Please take the time to read this blog post. This woman sums it up quite nicely and it's worth the read. In her post she provides several ways to contact and voice opposition to this shady deal. Please consider that even if you've never directly benefited from this drug, the price increase does concern you because your insurance companies and/or government will ultimately pick up the tab. Even worse is the possibility that thousands of premature births, that previously were preventable, will now not be because it is cost prohibitive.

I'm still unbelievably disgusted. Especially with March of Dimes's connection.

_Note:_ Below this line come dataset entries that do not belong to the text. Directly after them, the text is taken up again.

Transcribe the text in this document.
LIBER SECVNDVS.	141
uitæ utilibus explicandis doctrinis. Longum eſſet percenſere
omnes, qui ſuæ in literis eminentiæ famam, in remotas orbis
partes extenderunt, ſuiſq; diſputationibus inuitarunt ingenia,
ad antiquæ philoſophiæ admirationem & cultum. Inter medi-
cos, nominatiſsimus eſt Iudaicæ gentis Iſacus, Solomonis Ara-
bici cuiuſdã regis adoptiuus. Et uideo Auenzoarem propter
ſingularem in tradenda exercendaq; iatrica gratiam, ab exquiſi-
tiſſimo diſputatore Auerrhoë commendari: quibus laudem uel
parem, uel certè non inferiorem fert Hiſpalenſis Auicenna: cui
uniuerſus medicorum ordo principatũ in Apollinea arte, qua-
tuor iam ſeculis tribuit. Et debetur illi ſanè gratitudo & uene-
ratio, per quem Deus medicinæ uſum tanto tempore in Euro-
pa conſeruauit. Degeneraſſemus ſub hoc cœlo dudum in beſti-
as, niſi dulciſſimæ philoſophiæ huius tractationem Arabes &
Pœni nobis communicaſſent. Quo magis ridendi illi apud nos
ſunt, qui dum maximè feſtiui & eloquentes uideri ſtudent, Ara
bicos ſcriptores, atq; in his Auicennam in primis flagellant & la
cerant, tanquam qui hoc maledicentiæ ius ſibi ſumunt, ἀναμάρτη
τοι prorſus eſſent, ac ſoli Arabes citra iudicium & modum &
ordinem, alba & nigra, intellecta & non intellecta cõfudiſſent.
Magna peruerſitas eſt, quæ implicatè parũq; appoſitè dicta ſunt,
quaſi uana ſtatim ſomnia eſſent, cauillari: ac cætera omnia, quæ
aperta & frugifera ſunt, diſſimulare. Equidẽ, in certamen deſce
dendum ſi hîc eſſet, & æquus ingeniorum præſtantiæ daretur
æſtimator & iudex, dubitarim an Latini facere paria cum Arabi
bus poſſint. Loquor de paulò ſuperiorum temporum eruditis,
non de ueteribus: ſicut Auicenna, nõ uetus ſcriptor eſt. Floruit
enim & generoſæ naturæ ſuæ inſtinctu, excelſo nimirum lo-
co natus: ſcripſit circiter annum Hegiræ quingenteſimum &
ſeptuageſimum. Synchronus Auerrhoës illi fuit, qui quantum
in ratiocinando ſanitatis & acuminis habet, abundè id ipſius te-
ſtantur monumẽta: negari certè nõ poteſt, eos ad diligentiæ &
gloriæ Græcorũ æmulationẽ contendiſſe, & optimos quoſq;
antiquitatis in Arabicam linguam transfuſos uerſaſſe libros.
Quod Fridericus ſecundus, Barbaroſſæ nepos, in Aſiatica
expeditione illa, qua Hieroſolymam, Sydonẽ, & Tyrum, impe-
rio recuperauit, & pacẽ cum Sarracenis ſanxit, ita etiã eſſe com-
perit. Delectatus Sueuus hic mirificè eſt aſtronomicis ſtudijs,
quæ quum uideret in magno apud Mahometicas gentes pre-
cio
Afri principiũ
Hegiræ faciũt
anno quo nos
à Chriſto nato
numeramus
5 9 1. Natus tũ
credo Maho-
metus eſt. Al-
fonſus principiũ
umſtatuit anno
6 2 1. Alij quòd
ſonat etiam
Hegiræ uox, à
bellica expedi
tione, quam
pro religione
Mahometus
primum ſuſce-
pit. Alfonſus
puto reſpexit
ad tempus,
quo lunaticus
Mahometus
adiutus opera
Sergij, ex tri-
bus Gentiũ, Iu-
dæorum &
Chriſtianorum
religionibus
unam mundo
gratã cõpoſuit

I've not gotten word yet on whether my insurance company has approved the shots this time around. But either way the problem is much larger than just me.

*Edited to add* that KV has created a patient assistance program that provides the drug at discounted or no cost for those who qualify. You can see their announcement here. While this is a step in the right direction, it still excludes many women. Who is crazy enough to think that any household making a penny more than $100k a year can afford to drop $30k on a single drug for pregnancy? I've also looked a bit more into the orphan drug status. This is a great article if you're interested in reading. I know there have been a lot of them in this post.

1 comment:

KCWoodhead said...

Machel just posted about this too - I've been reading your posts and wholeheartedly agree with your stance on MOD. I'm not so impressed. Hopefully they wake up and listen.